Recovering Latent Confounders from High-dimensional Proxy Variables
This work addresses a key bottleneck in causal inference for disciplines dealing with high-dimensional observed proxies, such as climate science, by enabling more accurate effect estimation, though it appears incremental by extending existing methods to broader conditions.
The paper tackles the problem of detecting latent confounders from high-dimensional proxy variables for causal effect estimation, removing previous limitations like low-dimensional proxies and binary treatments. It presents a Proxy Confounder Factorization (PCF) framework, achieving high correlation with latent confounders and low absolute error in synthetic datasets, and recovers components explaining 75.9% of variance in climate data.
Detecting latent confounders from proxy variables is an essential problem in causal effect estimation. Previous approaches are limited to low-dimensional proxies, sorted proxies, and binary treatments. We remove these assumptions and present a novel Proxy Confounder Factorization (PCF) framework for continuous treatment effect estimation when latent confounders manifest through high-dimensional, mixed proxy variables.
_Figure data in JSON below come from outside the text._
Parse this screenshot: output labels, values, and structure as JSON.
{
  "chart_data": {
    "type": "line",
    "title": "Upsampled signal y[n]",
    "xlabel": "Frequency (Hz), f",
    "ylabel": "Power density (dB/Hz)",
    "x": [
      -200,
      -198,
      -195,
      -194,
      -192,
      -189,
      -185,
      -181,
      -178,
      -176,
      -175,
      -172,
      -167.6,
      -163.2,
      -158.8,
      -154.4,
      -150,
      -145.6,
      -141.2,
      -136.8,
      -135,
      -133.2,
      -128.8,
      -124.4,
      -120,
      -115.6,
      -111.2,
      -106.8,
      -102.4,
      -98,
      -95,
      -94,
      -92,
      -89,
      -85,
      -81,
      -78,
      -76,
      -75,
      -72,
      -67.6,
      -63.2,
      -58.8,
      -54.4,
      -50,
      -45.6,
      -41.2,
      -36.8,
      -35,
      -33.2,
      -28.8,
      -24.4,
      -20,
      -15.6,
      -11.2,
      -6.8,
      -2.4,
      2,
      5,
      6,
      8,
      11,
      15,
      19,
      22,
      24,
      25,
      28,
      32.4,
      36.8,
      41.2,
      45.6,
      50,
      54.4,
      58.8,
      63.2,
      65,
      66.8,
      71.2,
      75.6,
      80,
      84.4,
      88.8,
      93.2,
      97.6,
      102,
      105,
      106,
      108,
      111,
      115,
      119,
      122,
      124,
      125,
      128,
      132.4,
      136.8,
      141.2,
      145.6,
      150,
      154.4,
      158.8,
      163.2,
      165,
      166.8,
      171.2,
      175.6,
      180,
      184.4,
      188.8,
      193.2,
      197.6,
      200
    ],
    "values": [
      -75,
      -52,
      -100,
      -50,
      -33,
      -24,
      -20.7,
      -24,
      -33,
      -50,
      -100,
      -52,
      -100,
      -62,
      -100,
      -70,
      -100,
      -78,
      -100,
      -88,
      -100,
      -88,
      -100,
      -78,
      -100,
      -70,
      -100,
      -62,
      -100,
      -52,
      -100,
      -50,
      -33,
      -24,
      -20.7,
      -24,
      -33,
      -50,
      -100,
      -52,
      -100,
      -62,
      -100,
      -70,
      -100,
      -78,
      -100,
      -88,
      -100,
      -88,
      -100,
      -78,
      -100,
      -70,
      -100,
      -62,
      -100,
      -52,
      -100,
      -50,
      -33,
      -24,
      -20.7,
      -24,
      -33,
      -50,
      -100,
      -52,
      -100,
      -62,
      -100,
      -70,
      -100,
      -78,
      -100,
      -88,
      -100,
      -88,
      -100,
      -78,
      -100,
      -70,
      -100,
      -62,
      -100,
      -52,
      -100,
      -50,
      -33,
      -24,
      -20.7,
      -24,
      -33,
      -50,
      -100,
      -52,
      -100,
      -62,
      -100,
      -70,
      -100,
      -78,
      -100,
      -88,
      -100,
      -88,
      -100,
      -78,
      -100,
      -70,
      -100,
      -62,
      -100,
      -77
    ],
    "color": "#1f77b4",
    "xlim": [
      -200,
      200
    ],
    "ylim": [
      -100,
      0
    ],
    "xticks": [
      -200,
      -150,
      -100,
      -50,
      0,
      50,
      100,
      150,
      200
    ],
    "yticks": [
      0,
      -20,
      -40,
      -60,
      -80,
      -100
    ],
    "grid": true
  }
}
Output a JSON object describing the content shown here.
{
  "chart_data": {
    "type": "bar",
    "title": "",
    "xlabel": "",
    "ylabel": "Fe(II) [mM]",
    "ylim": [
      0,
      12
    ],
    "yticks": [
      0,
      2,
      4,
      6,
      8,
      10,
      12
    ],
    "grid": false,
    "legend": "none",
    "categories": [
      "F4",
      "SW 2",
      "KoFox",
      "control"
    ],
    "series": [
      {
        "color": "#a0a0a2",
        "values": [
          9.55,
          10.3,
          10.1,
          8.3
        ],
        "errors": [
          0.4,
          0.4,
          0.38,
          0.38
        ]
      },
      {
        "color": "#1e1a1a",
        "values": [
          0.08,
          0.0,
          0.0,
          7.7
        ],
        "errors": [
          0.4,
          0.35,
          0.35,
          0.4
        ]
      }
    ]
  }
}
For specific sample sizes, our two-step PCF implementation, using Independent Component Analysis (ICA-PCF), and the end-to-end implementation, using Gradient Descent (GD-PCF), achieve high correlation with the latent confounder and low absolute error in causal effect estimation with synthetic datasets in the high sample size regime. Even when faced with climate data, ICA-PCF recovers four components that explain $75.9\%$ of the variance in the North Atlantic Oscillation, a known confounder of precipitation patterns in Europe. Code for our PCF implementations and experiments can be found here: https://github.com/IPL-UV/confound_it. The proposed methodology constitutes a stepping stone towards discovering latent confounders and can be applied to many problems in disciplines dealing with high-dimensional observed proxies, e.g., spatiotemporal fields.